Bir taş bile atılsa, onun yanındayım

- Telegram
Gazze'de her bomba bir çocuğun üzerine düştü.
Her kurşun bir annenin yüreğini deldi.
Her enkaz, bir halkın hafızasını yuttu.
Ve dünya sustu.
On yıllardır süren bu vahşete sadece birkaç kınama, birkaç vicdan gösterisi, birkaç temsili yardım... O kadar.
Geriye kalan sessizlikti.
Çünkü öldüren İsrail’di.
Öldürülen, Müslümandı.
Filistinliydi,Gazzeliydi.
Sesi çıkmazdı.
Ama şimdi birileri konuşuyor.
Birileri susmadı.
Birileri, “Yeter artık!” dedi.
İran, yıllardır biriken bu öfkeyi dillendirdi. Siyonist işgalcinin göğsüne bir cevap gönderdi.
Ve o an, dünyanın sesi tekrar yükseldi.
Ama bu kez mazlumlar için değil.
Bu kez zalim için.
Çünkü mesele İran’ın füzeleri değil. Mesele, o füzelerin nereye isabet ettiğidir.
Çünkü o füzeler sadece Tel Aviv’e değil, Batı’nın ikiyüzlü düzenine, kurduğu çıkar haritalarına, kurmak istediği yeni Ortadoğu’ya çarptı.
Ve burada asıl tehlikeyi görmek zorundayız:
İsrail’in hedefi sadece Gazze değil.
Sadece İran değil. Nihai hedef, Türkiye’dir.
Evet, yanlış duymadınız.
Bu yıkımın, bu kuşatmanın sonunda sıra Türkiye’ye gelecektir.
Çünkü bu topraklar hâlâ umut taşıyor. Hâlâ bir millet ayakta.
Hâlâ mazlumlar için konuşan bir ses var.
Ve bu ses, Batı’nın, İsrail’in, emperyal güçlerin uykusunu kaçırıyor.
İsrail, önce Gazze’yi yok etti.
Suriye’yi parçaladı.
Lübnan’ı tehdit etti.
İran’la savaşı kışkırttı.
Ama asıl plan daha geniş:
Türkiye’yi yalnızlaştırmak, kuşatmak, içeriden bölmek ve kutlu yürüyüşünü durdurmak.
Çünkü biliyorlar ; Eğer bir gün Kudüs özgür olacaksa, bu yürüyüş Anadolu’dan başlayacak.
Eğer bir gün ümmet ayağa kalkacaksa, sancağı İstanbul taşıyacak.
Eğer bu coğrafyada gerçek bir direniş doğacaksa, onun yüreği Türkiye olacaktır.
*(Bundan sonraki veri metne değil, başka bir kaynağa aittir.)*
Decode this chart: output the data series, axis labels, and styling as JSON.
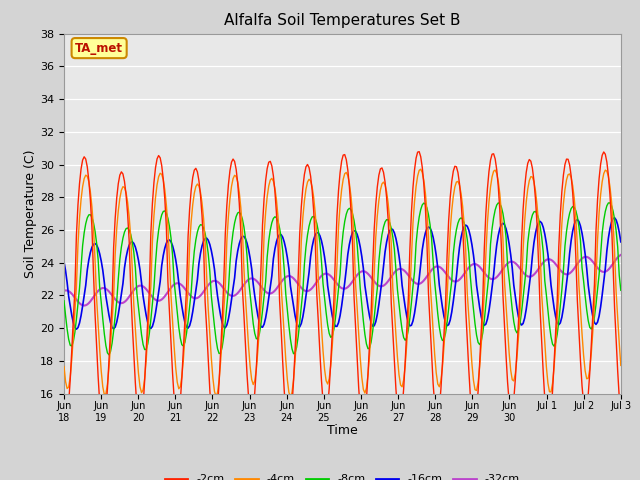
{
  "title": "Alfalfa Soil Temperatures Set B",
  "xlabel": "Time",
  "ylabel": "Soil Temperature (C)",
  "ylim": [
    16,
    38
  ],
  "yticks": [
    16,
    18,
    20,
    22,
    24,
    26,
    28,
    30,
    32,
    34,
    36,
    38
  ],
  "fig_bg_color": "#d4d4d4",
  "plot_bg_color": "#e8e8e8",
  "colors": {
    "-2cm": "#ff2200",
    "-4cm": "#ff8800",
    "-8cm": "#00cc00",
    "-16cm": "#0000ee",
    "-32cm": "#bb44cc"
  },
  "legend_label": "TA_met",
  "legend_box_color": "#ffff99",
  "legend_box_edge": "#cc8800",
  "tick_labels": [
    "Jun\n18",
    "Jun\n19",
    "Jun\n20",
    "Jun\n21",
    "Jun\n22",
    "Jun\n23",
    "Jun\n24",
    "Jun\n25",
    "Jun\n26",
    "Jun\n27",
    "Jun\n28",
    "Jun\n29",
    "Jun\n30",
    "Jul 1",
    "Jul 2",
    "Jul 3"
  ]
}
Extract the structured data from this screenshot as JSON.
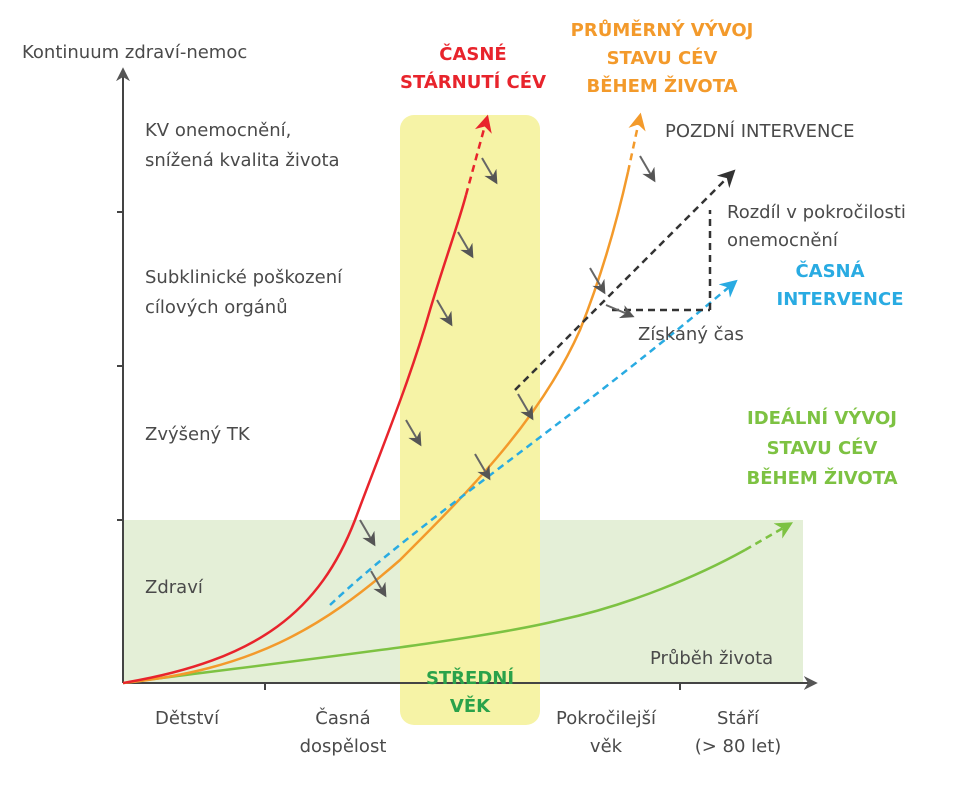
{
  "axis": {
    "y_label": "Kontinuum zdraví-nemoc",
    "x_label": "Průběh života"
  },
  "y_levels": {
    "cv_disease_1": "KV onemocnění,",
    "cv_disease_2": "snížená kvalita života",
    "subclinical_1": "Subklinické poškození",
    "subclinical_2": "cílových orgánů",
    "high_bp": "Zvýšený TK",
    "health": "Zdraví"
  },
  "x_stages": {
    "childhood": "Dětství",
    "early_adult_1": "Časná",
    "early_adult_2": "dospělost",
    "advanced_1": "Pokročilejší",
    "advanced_2": "věk",
    "old_1": "Stáří",
    "old_2": "(> 80 let)"
  },
  "middle_age": {
    "line1": "STŘEDNÍ",
    "line2": "VĚK"
  },
  "curves": {
    "early_aging_1": "ČASNÉ",
    "early_aging_2": "STÁRNUTÍ CÉV",
    "average_1": "PRŮMĚRNÝ VÝVOJ",
    "average_2": "STAVU CÉV",
    "average_3": "BĚHEM ŽIVOTA",
    "ideal_1": "IDEÁLNÍ VÝVOJ",
    "ideal_2": "STAVU CÉV",
    "ideal_3": "BĚHEM ŽIVOTA"
  },
  "interventions": {
    "late": "POZDNÍ INTERVENCE",
    "diff_1": "Rozdíl v pokročilosti",
    "diff_2": "onemocnění",
    "early_1": "ČASNÁ",
    "early_2": "INTERVENCE",
    "gained_time": "Získaný čas"
  },
  "colors": {
    "red": "#e8242c",
    "orange": "#f39a2b",
    "green": "#7dc242",
    "blue": "#29abe2",
    "health_zone": "#e4efd7",
    "middle_age_band": "#f6f3a6",
    "middle_age_text": "#2aa24a"
  }
}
Bu yüzden kim İsrail'e karşı bir çakıl taşı atıyorsa, ben onun yanındayım.
Çünkü o taş, sadece işgale değil; Türkiye’ye kurulan büyük tuzağa da fırlatılmış bir duruştur.
İran mı attı?
Suriye mi konuştu?
Lübnan mı direndi?
Hiç fark etmez.
Kim zalime karşı duruyorsa, hak onunladır.
Mazlumdan yana olmak imanla ilgilidir.
Siyasi hesaplarla değil.
Artık herkes tarafını seçmek zorunda.
Ya mazlumun safında duracağız…
Ya da susarak zalimin suç ortağı olacağız.
Ve unutmayın:
Bugün Gazze susarsa, yarın Edirne konuşamaz.
Bugün İran yalnız bırakılırsa, yarın İstanbul hedef olur.
Bugün o taşa sırt çevirenler, yarın başlarına yağan bombalara şaşırmasın.
Ben o taşı atanla aynı saftayım.
Çünkü adaletin tarafı bellidir.
Çünkü hak bir gün mutlaka galip gelecektir.
Ve çünkü Türkiye, bu oyunun tam kalbindedir.